Pricing double barrier options on homogeneous diffusions: a Neumann series of Bessel functions representation
Igor V. Kravchenko, Vladislav V. Kravchenko, Sergii M. Torba, Jos\'e, Carlos Dias

TL;DR
This paper introduces a new analytical method using Neumann series of Bessel functions for pricing double barrier options on homogeneous diffusions, applicable even without known transition densities, and demonstrates its effectiveness through an extended jump to default model.
Contribution
It presents a novel, analytically tractable Bessel function series representation for pricing double barrier options on general diffusions, including cases with unknown transition densities.
Findings
Method is efficient and easy to implement.
Applicable to a wide class of diffusions.

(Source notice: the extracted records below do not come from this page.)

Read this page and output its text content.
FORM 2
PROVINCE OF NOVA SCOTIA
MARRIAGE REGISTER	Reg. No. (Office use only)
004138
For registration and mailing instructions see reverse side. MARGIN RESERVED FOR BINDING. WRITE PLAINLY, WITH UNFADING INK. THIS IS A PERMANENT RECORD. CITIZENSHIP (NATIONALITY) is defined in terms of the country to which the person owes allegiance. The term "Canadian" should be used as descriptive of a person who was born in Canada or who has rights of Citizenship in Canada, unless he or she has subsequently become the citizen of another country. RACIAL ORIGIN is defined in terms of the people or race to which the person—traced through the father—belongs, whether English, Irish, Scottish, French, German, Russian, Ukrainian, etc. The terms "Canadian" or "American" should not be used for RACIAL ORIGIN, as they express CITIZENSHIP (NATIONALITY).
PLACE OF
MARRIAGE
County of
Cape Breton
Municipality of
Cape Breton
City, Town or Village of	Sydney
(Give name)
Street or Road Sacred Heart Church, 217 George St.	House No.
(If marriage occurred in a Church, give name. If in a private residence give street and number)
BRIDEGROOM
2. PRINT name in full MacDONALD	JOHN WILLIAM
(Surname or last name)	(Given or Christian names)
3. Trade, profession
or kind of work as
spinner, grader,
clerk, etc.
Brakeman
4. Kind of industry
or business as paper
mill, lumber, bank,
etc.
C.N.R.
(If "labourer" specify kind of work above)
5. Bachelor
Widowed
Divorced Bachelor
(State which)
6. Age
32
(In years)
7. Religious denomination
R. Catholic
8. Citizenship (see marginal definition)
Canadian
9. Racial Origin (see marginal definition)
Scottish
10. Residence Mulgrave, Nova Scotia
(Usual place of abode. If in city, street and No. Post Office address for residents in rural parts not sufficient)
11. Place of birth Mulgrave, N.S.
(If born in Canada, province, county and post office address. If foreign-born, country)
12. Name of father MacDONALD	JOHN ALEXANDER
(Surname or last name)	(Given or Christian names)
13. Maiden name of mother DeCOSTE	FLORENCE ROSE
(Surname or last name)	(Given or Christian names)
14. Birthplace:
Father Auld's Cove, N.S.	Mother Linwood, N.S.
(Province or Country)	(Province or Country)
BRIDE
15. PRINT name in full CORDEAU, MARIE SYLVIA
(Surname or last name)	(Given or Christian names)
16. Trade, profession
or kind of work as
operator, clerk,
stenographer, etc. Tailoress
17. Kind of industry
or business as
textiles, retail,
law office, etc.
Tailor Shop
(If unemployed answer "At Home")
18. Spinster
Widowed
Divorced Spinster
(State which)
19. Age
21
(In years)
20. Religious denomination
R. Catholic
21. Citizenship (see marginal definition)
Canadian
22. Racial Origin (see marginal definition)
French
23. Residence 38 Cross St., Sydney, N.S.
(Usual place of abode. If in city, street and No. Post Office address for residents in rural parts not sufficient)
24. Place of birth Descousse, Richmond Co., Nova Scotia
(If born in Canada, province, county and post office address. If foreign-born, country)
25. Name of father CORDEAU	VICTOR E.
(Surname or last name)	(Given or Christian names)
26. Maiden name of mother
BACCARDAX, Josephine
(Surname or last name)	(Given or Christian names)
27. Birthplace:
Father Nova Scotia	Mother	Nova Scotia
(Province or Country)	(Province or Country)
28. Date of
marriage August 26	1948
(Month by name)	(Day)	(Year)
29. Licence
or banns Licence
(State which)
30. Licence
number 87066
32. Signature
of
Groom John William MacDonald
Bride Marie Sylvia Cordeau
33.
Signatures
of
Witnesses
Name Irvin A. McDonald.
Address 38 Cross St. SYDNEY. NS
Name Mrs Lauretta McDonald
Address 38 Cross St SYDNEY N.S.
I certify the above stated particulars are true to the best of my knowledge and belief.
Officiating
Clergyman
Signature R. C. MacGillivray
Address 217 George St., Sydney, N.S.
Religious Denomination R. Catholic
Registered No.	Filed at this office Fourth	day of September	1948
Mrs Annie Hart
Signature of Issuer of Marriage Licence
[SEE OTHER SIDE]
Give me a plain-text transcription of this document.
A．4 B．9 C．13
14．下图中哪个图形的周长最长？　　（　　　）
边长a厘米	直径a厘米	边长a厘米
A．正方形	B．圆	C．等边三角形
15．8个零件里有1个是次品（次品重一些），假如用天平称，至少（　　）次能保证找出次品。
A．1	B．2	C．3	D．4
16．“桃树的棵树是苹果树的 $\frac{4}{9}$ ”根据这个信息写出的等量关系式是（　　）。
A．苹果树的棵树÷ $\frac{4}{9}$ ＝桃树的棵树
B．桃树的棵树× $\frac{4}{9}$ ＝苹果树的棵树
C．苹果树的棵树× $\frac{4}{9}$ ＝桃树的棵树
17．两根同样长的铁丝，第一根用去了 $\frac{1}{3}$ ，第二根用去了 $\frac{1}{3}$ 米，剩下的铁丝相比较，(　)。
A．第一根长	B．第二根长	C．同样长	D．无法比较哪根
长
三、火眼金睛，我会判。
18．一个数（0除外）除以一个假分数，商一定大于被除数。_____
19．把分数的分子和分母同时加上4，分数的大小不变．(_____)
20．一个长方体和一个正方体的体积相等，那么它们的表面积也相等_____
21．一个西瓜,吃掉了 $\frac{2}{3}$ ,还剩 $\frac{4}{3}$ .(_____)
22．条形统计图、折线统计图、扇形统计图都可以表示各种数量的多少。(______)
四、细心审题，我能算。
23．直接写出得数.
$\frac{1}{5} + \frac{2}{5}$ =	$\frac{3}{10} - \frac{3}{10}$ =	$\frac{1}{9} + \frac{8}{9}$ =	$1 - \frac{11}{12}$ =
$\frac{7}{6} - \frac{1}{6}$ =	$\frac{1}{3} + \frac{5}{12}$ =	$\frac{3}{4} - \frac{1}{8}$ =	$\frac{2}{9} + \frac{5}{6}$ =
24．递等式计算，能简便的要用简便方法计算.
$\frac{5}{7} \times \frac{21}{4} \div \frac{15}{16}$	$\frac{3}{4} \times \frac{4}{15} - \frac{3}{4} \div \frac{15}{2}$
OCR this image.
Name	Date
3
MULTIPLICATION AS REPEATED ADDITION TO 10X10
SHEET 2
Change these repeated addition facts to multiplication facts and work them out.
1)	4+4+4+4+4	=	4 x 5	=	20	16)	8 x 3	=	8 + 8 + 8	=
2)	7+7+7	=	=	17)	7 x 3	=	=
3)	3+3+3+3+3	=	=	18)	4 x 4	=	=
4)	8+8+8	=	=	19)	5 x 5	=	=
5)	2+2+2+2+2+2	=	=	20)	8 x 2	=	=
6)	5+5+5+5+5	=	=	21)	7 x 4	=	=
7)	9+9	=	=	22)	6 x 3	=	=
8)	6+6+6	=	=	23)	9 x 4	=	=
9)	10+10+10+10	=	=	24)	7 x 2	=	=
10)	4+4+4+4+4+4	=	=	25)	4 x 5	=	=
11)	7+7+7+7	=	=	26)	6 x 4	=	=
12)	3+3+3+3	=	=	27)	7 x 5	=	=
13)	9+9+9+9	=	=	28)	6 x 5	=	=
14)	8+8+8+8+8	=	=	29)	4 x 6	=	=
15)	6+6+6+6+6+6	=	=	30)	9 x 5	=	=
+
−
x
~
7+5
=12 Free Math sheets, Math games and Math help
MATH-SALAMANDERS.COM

Successfully models empirical regularities with an extended jump to default model.
Abstract
This paper develops a novel analytically tractable Neumann series of Bessel functions representation for pricing (and hedging) European-style double barrier knock-out options, which can be applied to the whole class of one-dimensional time-homogeneous diffusions even for the cases where the corresponding transition density is not known. The proposed numerical method is shown to be efficient and simple to implement. To illustrate the flexibility and computational power of the algorithm, we develop an extended jump to default model that is able to capture several empirical regularities commonly observed in the literature.